C. Karma Yoga, which is union through rightful action. Karma Yoga is a practice that is defined by right action and selfless service. Karma Yoga is also giving without regard for personal gain.

D. Mantra Yoga, which is union by voice or sound, is the practice of repeating (out loud or within) certain syllables, words or phrases (mantras). Mantra Yoga is a practice, which stems from the throat.

E. Yantra Yoga, which means union though vision. Yantra is the practice of meditating or contemplating on visual objects, which have the power to bring enlightenment to the contemplator.

F. Kundalini Yoga, which is union through arousal of a latent psychic nerve force, is best practiced with a qualified Kundalini Yoga teacher and involves the use of Hatha Yoga and intense meditation to awaken the “sleeping serpent” within. This serpent power is drawn up the spine to the crown of the head to produce enlightenment. Kundalini Yoga is a practice of the unseen, but very powerful, energies that exist within us and surround us.
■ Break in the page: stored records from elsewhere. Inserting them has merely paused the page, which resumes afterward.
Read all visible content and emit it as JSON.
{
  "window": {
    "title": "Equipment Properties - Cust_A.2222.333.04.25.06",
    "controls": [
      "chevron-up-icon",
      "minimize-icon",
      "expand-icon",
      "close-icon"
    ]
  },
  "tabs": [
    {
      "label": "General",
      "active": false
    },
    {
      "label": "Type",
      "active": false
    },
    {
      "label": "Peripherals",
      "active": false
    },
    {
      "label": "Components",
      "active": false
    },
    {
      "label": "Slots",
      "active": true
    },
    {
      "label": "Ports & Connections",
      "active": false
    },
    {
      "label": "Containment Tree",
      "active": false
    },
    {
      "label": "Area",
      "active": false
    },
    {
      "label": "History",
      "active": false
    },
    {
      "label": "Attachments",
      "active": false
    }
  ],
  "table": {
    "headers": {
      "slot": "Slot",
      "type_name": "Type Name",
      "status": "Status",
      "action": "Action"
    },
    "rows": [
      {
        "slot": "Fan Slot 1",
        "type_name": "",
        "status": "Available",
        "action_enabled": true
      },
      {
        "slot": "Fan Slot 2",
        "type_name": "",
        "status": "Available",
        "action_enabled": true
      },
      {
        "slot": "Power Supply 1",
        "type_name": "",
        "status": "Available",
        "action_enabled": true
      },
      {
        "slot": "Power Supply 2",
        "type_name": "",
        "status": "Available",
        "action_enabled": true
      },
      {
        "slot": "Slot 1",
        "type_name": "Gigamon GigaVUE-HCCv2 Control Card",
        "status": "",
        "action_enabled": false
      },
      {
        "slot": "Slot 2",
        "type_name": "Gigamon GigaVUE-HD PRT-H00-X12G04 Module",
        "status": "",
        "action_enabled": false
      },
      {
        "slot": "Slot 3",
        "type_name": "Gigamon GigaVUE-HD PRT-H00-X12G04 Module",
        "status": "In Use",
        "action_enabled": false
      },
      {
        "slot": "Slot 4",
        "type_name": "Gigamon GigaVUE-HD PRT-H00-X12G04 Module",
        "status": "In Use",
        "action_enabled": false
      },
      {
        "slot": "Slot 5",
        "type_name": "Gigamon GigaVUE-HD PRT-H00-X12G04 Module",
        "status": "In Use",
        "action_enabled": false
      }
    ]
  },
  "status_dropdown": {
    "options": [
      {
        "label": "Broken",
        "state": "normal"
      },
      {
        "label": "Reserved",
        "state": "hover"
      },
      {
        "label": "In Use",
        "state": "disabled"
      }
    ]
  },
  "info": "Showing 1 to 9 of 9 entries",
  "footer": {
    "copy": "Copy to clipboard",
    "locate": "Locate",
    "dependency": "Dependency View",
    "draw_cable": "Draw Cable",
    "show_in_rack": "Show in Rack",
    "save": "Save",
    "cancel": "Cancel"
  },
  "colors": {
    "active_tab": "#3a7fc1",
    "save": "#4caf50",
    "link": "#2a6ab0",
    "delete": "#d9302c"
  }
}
G. Tantra Yoga, which means union through harnessing the sexual energies is both a term to distinguish physiological systems of yoga with those that are non-physiological and a Yoga practice in which control of sexual energies and union of male and female (literally or imaginatively) play a part.

H. Hatha Yoga, which is union by bodily mastery is the best known and most widely practiced from of Yoga. Sivananda, Iyengar, Bikram, and Kripalu are just a handful of the many Hatha sub-styles. This practice consists of pranayama, meditation, and asanas. Hatha Yoga is a practice of physical and mental mastery.

I. Raja Yoga, which is union by mental mastery involves direct work with mastering consciousness and stilling thought through meditation and Hatha Yoga. Raja (royal) Yoga is said to be the highest form of Yoga.  This practice is tied to the Yoga Sutras and particularly, the eight limbs of Yoga.

That defines the main forms of Indian Yoga. The distinctions may still be unclear to you, for good cause. Though each Yoga has a unique and distinguishable emphasis, they are necessarily intertwined. It would be difficult to practice only one type of Yoga without delving into others to lesser and greater degrees.

They are not outlined here or anywhere to represent a list of choices of which a person can only choose one, but to show the doctrine that comprises a practice that has existed for many centuries and takes many forms.